The article also said a bit more about Kalin's background. Apparently she has her encounters with racism before, even from lecturers in class (one "muttered that Malays were 'slow' and 'stupid'" when Kalin asked her a question). And this is apparently not the first time she dialed 999--"Earlier this year, she had also called the cops about a website which mocked and ridiculed Indians.":
Kalin said: 'It's like seeing someone rob another person. Of course we need to report it to the police and not keep quiet about it. Otherwise, society will suffer. 'If the person was taking away someone's dignity, why should I keep quiet about it?'
The last bits drew a sigh:
She told her parents, both retirees, what she had done only after the two men were charged last month. She is the youngest of six children. 'My father was very worried for me,' she said. 'He was scared that those who were not happy with what I had done would hurt me.' For now, only her family members know. She has not told even her close friends. 'After some time, when all the hoo-ha over this case is over, maybe I'll tell them,' she said.

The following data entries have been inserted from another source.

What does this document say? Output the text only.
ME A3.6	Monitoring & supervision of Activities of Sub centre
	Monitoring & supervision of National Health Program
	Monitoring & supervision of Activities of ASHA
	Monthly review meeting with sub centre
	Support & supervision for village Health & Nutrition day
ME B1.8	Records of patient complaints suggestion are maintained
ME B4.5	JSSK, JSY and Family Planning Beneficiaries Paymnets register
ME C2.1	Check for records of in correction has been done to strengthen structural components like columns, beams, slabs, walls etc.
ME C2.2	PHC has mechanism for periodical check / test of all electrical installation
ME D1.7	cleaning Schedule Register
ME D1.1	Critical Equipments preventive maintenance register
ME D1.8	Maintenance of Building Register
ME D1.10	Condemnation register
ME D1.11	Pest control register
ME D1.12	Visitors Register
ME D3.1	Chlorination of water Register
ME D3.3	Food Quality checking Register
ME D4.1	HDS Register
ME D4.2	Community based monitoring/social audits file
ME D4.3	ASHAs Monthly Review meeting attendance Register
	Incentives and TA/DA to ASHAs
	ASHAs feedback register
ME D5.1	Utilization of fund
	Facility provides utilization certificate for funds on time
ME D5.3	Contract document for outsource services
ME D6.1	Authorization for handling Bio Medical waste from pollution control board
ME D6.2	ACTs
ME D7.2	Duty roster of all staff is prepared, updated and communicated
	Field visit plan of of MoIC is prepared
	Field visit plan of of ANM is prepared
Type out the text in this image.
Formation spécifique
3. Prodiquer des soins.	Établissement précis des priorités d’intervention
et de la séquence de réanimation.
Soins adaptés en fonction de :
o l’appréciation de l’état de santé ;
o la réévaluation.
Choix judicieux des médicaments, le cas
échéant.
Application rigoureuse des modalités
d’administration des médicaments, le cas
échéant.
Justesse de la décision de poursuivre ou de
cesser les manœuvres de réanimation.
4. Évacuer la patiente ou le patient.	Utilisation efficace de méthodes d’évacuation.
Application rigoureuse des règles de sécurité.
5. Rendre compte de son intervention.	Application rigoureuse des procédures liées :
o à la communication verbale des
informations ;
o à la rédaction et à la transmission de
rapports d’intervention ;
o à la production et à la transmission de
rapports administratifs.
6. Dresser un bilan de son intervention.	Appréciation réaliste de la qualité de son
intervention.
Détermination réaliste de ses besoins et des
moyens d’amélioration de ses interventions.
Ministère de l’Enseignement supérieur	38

She is glad she made that call to the police though. 'Now bloggers know there is a limit to what they can say on their blogs,' she said. 'Those who complain about restrictions on freedom of speech are missing the point and the bigger issue - that racism has no place in our society.'
Indeed--racism has not place in our society. But the question is not quite that. The question has always been how best it might be dealt with.
With that, I will now return to my meditation on the two principles limiting the freedom of speech.
coda: A further
thought about harm and offence--I think that what motivated Kalin to call 999 was probably her being greatly offended by what she read on Koh's blog. But what eventually led the relevant authorities to file charges under the Sedition Act would more likely be considerations of potential harm. I don't think that 'mere offence' would have driven the case to this particular conclusion (and especially the form of the ruling). The connecting link is not difficult to imagine as well: what was posted was perceived to have a tendency to deeply offend a certain segment of the population to such a degree as to harbor a potential for inter-racial distrust. (
add: Singapore Classics left some very cogent
comments on this issue.)
while I'm at it: This is from the conclusion of an article I'm reading:
The need to accommodate diverse and sometimes inconsistent styles of life, which may depend for their success on being socially accepted, militates in favor of a "thick skin" approach to the regulation of expressive acts, even where those acts are offensive to others. Friction is a characteristic of social interaction, at least in a pluralistic society. Such societies require of their members a certain robustness of sensibility, so that incivility is sometimes tolerated for the sake of social discourse. But this, it seems to us, is no bad thing.
This is from A.P. Simester and Andrew von Hirsch,
"Rethinking the Offense Principle",
Legal Theory, 8 (2002), 269–295. The classic formulation of the offence principle is still Joel Feinberg,
Offense to Others: The Moral Limits of the Criminal Law (Oxford: Oxford University Press, 1985).
international press reactions: Reuters,
AP,
AFP,
Xinhua.
finally: Singapore Classics explains in detail why both the Sedition Act and Judge Magnus's ruling must be basied on the "harm principle"--and only that principle (and not the "offence principle"). This is something with which I agree--but he has the legal training to explain how exactly so. He does warn, however, that this being a very long post, you should read only if you are really interested.